Эва поддела плинтус ногтями. Старое дерево скрипнуло, подалось, отошло от стены, и за ним открылась узкая черная щель между половицей и кладкой — ровно такая, чтобы туда легло что-нибудь плоское.

Она посветила фонарем. В глубине, обернутый в потемневшую от времени холстину, лежал плоский сверток.

Эва протянула руку и коснулась холстины кончиками голых пальцев. Сосредоточенность из-под пола поднялась ей навстречу, обняла ладонь, потекла вверх по запястью — спокойная, плотная, всепоглощающая, и где-то в самой ее сердцевине билась та тонкая твердая нота, от которой по спине шел холодок. Сверток был теплым. Не от тепла — от того, что в нем спало.

Она вытащила его из щели и взяла обеими руками. Легкий. Слишком легкий для книги, слишком плотный для одного письма. Под пальцами сквозь холстину прощупывался переплет — мягкий, потрепанный, с загнутыми углами, как у тетради, которую долго носили при себе.

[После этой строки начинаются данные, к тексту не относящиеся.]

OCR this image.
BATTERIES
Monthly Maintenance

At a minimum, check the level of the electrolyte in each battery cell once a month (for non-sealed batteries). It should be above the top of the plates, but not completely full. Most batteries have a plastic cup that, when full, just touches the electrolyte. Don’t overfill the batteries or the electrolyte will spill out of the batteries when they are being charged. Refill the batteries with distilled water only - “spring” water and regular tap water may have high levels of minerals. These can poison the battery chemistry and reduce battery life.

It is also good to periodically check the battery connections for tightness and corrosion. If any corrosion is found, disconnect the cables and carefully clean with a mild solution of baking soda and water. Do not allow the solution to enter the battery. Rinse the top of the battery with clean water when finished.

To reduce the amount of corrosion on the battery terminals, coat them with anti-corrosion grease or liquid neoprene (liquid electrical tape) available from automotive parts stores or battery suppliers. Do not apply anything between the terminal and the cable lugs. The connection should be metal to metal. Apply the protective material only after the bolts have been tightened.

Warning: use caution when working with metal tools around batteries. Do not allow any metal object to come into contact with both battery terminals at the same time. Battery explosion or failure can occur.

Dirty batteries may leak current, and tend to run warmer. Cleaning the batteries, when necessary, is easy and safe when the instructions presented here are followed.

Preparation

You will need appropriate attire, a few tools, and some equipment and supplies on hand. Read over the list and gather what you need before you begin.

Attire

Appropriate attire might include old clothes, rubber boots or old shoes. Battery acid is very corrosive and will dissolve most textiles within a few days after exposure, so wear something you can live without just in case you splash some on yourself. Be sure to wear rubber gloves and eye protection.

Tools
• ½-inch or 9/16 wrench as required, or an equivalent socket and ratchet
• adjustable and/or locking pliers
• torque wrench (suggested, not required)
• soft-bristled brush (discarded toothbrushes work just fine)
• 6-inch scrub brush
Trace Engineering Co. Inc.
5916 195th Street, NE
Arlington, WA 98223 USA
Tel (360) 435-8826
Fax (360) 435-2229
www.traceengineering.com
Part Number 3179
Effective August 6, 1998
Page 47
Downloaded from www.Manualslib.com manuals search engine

Игла отката за глазами зашлась короткой острой вспышкой, напоминая о цене, и Эва, поморщившись, прижала сверток к груди и поднялась с колен. Времени оставалось мало; коридор за дверью не будет пуст вечно. Она задвинула плинтус на место, ладонью стерла след своих коленей с пыльного пола, обвела комнату последним взглядом — стол лицом к черному морю, разглаженное серое одеяло, светлые проемы на месте вынесенных книг — и шагнула к двери.

Уже взявшись за ручку, она остановилась.

В свертке у ее груди дышала чужая собранность, и от этого дыхания внутри Эвы что-то медленно переворачивалось. Четыре дня она строила все на одном: Вивиан застали врасплох, Вивиан не успела, Вивиан рвалась к спасению и не нашла его. Под плинтусом лежало возражение этой картине, теплое и тяжелое, и Эва еще не знала, как с ним быть. Девушка, которую убили в запертой комнате, готовила что-то заранее, с холодной головой, зная каждый ход. Готовила и прятала — словно знала, что ее комнату однажды придут чистить. Словно видела, как придут.

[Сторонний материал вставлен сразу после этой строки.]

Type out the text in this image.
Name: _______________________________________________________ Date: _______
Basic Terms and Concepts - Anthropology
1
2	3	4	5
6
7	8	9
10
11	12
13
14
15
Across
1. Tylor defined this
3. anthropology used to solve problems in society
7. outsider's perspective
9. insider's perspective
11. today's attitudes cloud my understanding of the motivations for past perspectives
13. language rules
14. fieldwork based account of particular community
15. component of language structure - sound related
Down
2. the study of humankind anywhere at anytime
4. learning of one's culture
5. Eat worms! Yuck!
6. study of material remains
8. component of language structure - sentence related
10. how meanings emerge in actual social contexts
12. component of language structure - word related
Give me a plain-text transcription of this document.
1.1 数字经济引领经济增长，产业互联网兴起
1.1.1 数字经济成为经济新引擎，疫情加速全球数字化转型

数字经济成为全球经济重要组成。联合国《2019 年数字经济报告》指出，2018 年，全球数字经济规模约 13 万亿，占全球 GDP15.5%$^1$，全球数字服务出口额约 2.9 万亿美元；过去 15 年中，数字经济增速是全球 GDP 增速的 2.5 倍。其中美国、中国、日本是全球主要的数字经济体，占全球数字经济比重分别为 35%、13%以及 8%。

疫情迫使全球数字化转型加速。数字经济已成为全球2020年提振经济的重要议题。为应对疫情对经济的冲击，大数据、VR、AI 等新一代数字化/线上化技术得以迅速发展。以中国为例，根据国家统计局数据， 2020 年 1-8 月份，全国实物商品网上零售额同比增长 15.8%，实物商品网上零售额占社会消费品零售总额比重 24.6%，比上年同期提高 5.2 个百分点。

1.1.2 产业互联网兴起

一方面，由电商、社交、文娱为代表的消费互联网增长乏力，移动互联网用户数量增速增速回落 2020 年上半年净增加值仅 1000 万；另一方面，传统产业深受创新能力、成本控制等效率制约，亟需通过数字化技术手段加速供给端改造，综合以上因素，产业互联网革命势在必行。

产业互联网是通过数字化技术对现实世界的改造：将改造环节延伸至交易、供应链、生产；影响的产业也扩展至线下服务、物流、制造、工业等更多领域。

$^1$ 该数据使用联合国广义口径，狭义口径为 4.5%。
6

Эва погасила фонарь, сунула сверток за пазуху, под пальто, ближе к телу, и выскользнула в темный коридор.

То, что она держала на груди, еще предстояло развернуть. И впервые с той ночи Эва не была уверена, что хочет увидеть, что внутри.

Глава 9. Находка

Сверток грел ей ребра всю дорогу вниз, и это тепло не давало Эве покоя.

Она прижимала его к телу под пальто, спускаясь темными лестницами восточного крыла, и убеждала себя, что тепло идет от нее самой, от собственной разгоряченной кожи. Объяснение было разумным. Объяснение не держалось. Под холстиной что-то теплилось своим, ровным, чуть пульсирующим теплом, какое бывает у спящего зверька за пазухой, и чем дольше Эва несла сверток, тем меньше ей нравилось, как точно он совпадает с ее собственным сердечным ритмом.

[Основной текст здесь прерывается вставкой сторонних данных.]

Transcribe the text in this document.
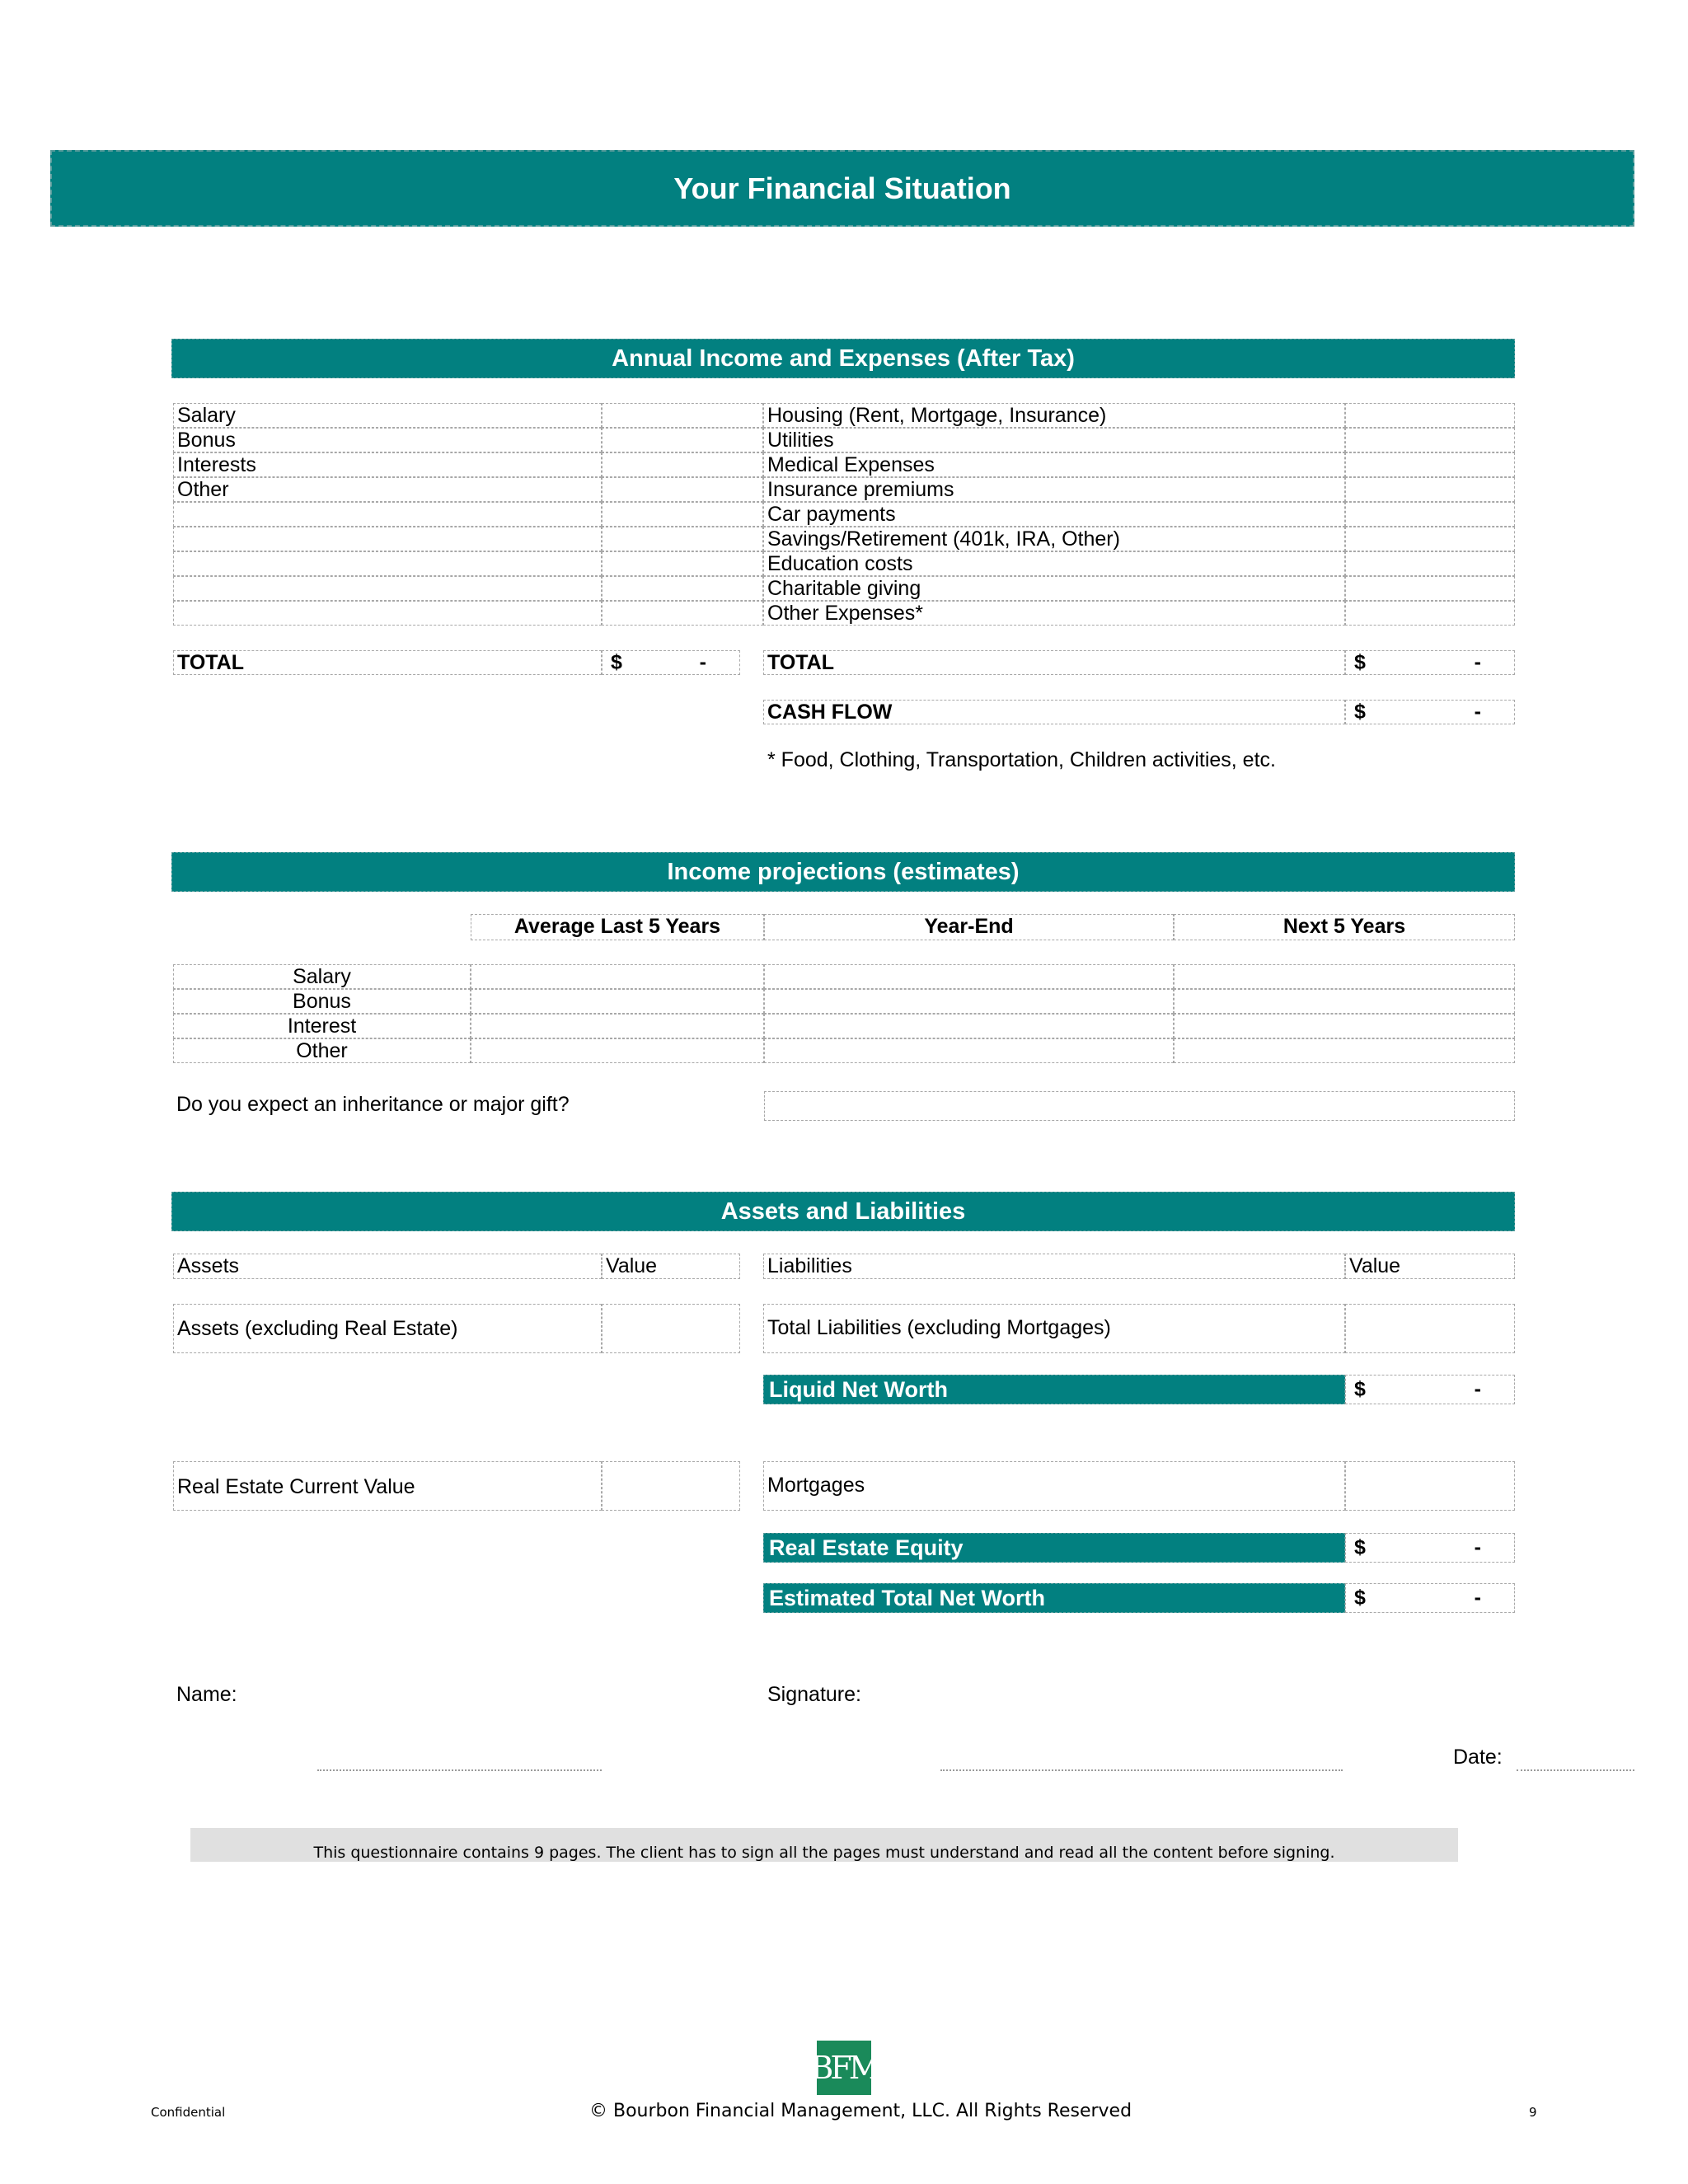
Your Financial Situation
Annual Income and Expenses (After Tax)
Salary	Housing (Rent, Mortgage, Insurance)
Bonus	Utilities
Interests	Medical Expenses
Other	Insurance premiums
Car payments
Savings/Retirement (401k, IRA, Other)
Education costs
Charitable giving
Other Expenses*
TOTAL	$	-	TOTAL	$	-
CASH FLOW	$	-
* Food, Clothing, Transportation, Children activities, etc.
Income projections (estimates)
Average Last 5 Years	Year-End	Next 5 Years
Salary
Bonus
Interest
Other
Do you expect an inheritance or major gift?
Assets and Liabilities
Assets	Value	Liabilities	Value
Assets (excluding Real Estate)	Total Liabilities (excluding Mortgages)
Liquid Net Worth	$	-
Real Estate Current Value	Mortgages
Real Estate Equity	$	-
Estimated Total Net Worth	$	-
Name:	Signature:
Date:
This questionnaire contains 9 pages. The client has to sign all the pages must understand and read all the content before signing.
BFM
Confidential	© Bourbon Financial Management, LLC. All Rights Reserved	9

Замок спал. Газовые рожки роняли желтые лужи света через равные промежутки темноты, и Эва шла из лужи в лужу, держась стены, ступая на внешние края ступеней, где доски не скрипят. Этому она выучилась раньше, чем читать. Дом, в котором надо ходить бесшумно, учит ходить бесшумно быстро.

На площадке перед стипендиатским коридором ее ждала Ирис.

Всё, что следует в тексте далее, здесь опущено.